Öğrenciler böyle bir olayın anısıyla bir günde çocukluktan çıkıp yetişkinliğin, o ağızda pas tadı bırakan sevimsizliğine geçmiş midir bilemiyorum.

Bildiğim tek şey, gururlu birinin üzüntüden ölebileceği…
Bildiğim tek şey, 2.700 lira maaşla ancak o kadar “prezentabıl” olunabileceği…
Bildiğim tek şey, eline azıcık yetki geçen her yöneticinin öğretmene mobbing yapmayı kendine hak görmesi…
Bildiğim tek şey, kırılan gururun kırılan kemikten bin kat daha fazla acı verebileceği…

İlk kitabım “Okul Dediğin – Çocuğunuz İçin Uygun EğitimOrtamını Bulma ve Oluşturma Kılavuzu” 2008’de çıkmıştı. Okul kapısının ardında neler olup bittiğini, bunların çocuğun eğitimine etkisini anne babalara göstermek amacıyla o kitabı yazmıştım. 

İşte o kitaptan bir bölüm: 

Disipliniyle ünlü bir lise. Öğretmenler odasındayız. Konu, bir arkadaşın az önce ders yaptığı sınıftaki bir öğrenciyi haksız yere azarlaması. Hararetli bir tartışma sürüyor. Konuşulanları sizin için özetleyeyim. Öğretmen iki saat önce koridorda okul müdürüyle karşılaşıyor. Okul müdürü hem idari hem akademik konulara son derece hâkim, iyi bir eğitimci. Ancak tüm yetkileri elinde toplamış, ‘okul hayatımdır’ felsefesiyle hareket eden, gerekli gereksiz her şeye karışan ve üslubu son derece sert biri. Öğretmenlerle diyalogu neredeyse sıfır. Mecbur kalmadıkça kimseye selam bile vermiyor. Her zaman çok meşgul ve gergin bir yapısı var. Adeta elektrik saçıyor etrafına.

Söz konusu öğretmenle koridorda karşılaştıklarında fikir alışverişi bir yana, sene başından beri iki çift laf etmiş değiller. Müdür öğretmeni görünce aniden duruyor ve azarlarcasına “Şu kılık kıyafetini bir düzelt artık! Pazardan mı giyiniyorsun arkadaşım? Üstün başın dökülüyor!” deyiveriyor. Bu sözlerle başından aşağı kaynar sular boşanan öğretmen de hazırcevaplıkla “verdiğiniz maaşla ancak pazardan giyinebiliyorum” yanıtını patlatıyor.
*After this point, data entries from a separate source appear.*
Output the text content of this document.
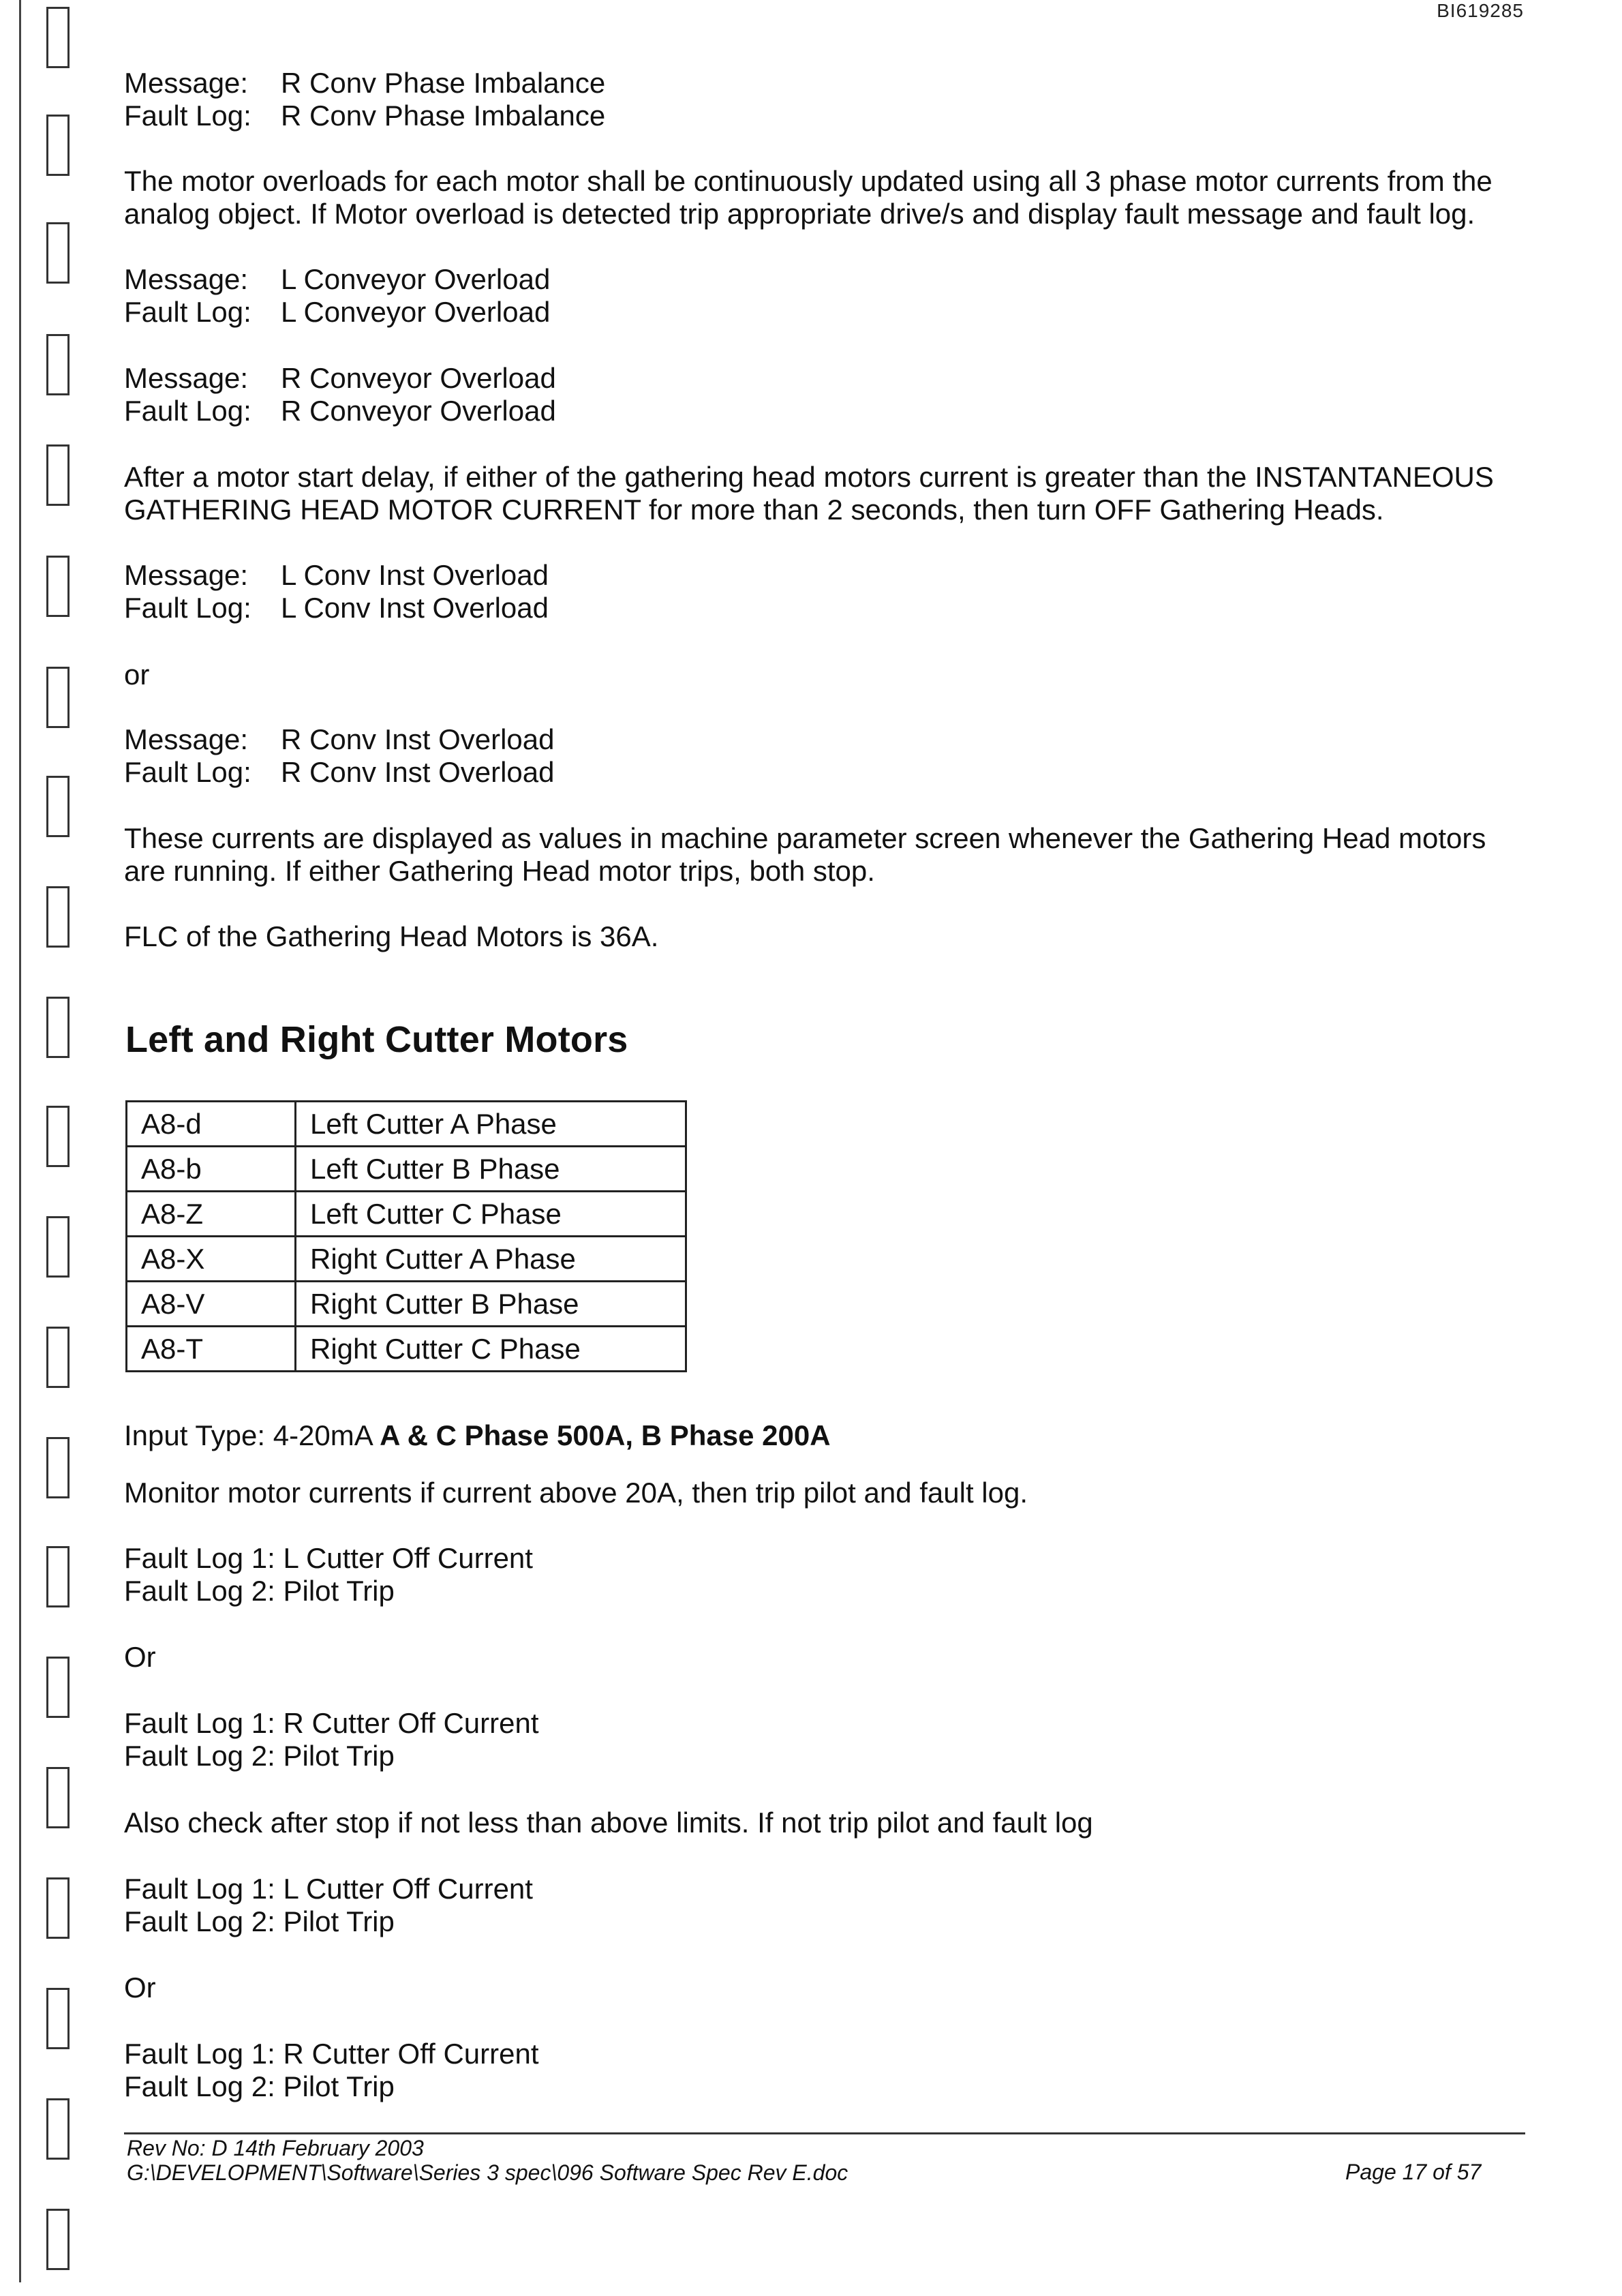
BI619285
Message:	R Conv Phase Imbalance
Fault Log:	R Conv Phase Imbalance
The motor overloads for each motor shall be continuously updated using all 3 phase motor currents from the analog object. If Motor overload is detected trip appropriate drive/s and display fault message and fault log.
Message:	L Conveyor Overload
Fault Log:	L Conveyor Overload
Message:	R Conveyor Overload
Fault Log:	R Conveyor Overload
After a motor start delay, if either of the gathering head motors current is greater than the INSTANTANEOUS GATHERING HEAD MOTOR CURRENT for more than 2 seconds, then turn OFF Gathering Heads.
Message:	L Conv Inst Overload
Fault Log:	L Conv Inst Overload
or
Message:	R Conv Inst Overload
Fault Log:	R Conv Inst Overload
These currents are displayed as values in machine parameter screen whenever the Gathering Head motors are running. If either Gathering Head motor trips, both stop.
FLC of the Gathering Head Motors is 36A.
Left and Right Cutter Motors
A8-d	Left Cutter A Phase
A8-b	Left Cutter B Phase
A8-Z	Left Cutter C Phase
A8-X	Right Cutter A Phase
A8-V	Right Cutter B Phase
A8-T	Right Cutter C Phase
Input Type: 4-20mA A & C Phase 500A, B Phase 200A
Monitor motor currents if current above 20A, then trip pilot and fault log.
Fault Log 1: L Cutter Off Current
Fault Log 2: Pilot Trip
Or
Fault Log 1: R Cutter Off Current
Fault Log 2: Pilot Trip
Also check after stop if not less than above limits. If not trip pilot and fault log
Fault Log 1: L Cutter Off Current
Fault Log 2: Pilot Trip
Or
Fault Log 1: R Cutter Off Current
Fault Log 2: Pilot Trip
Rev No: D 14th February 2003
G:\DEVELOPMENT\Software\Series 3 spec\096 Software Spec Rev E.doc	Page 17 of 57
Bu gergin diyalogdan kısa süre sonra da derse giriyor. Tabii kabak sınıftaki bir öğrencinin başına patlıyor ve öğretmen çocuğu fındıkkabuğunu doldurmayacak bir nedenle adamakıllı azarlıyor. Sonunda sinirleri laçka olmuş, müdüre kızgın, öğrenciye çıkıştığı için üzgün bir halde, öğretmenler odasında dert yanıyor.


Ne yazık ki öğretmene mobbing yeni icat edilmiş bir ayıp değil.
Ne yazık ki Halil Serkan Öz, öğretmene mobbingin son kurbanı olmayacak.
En cahil TC vatandaşından en okumuşuna, en fakir TC vatandaşından en zenginine, en güçsüz TC vatandaşından en yetkilisine kadar hepimiz “ayıp” tarifimizi düzeltmedikçe, bir başkasının onurunu paramparça etmeyi kendimize hak görmekten vazgeçmedikçe bu acı hadiseler bitmeyecek.

Mekânın cennet olsun Serkan öğretmenim. Biz burada itilip kakılmaya, tacize uğramaya ve aşağılanmaya devam ediyoruz. Huzur içinde uyu. Yalnız değilsin.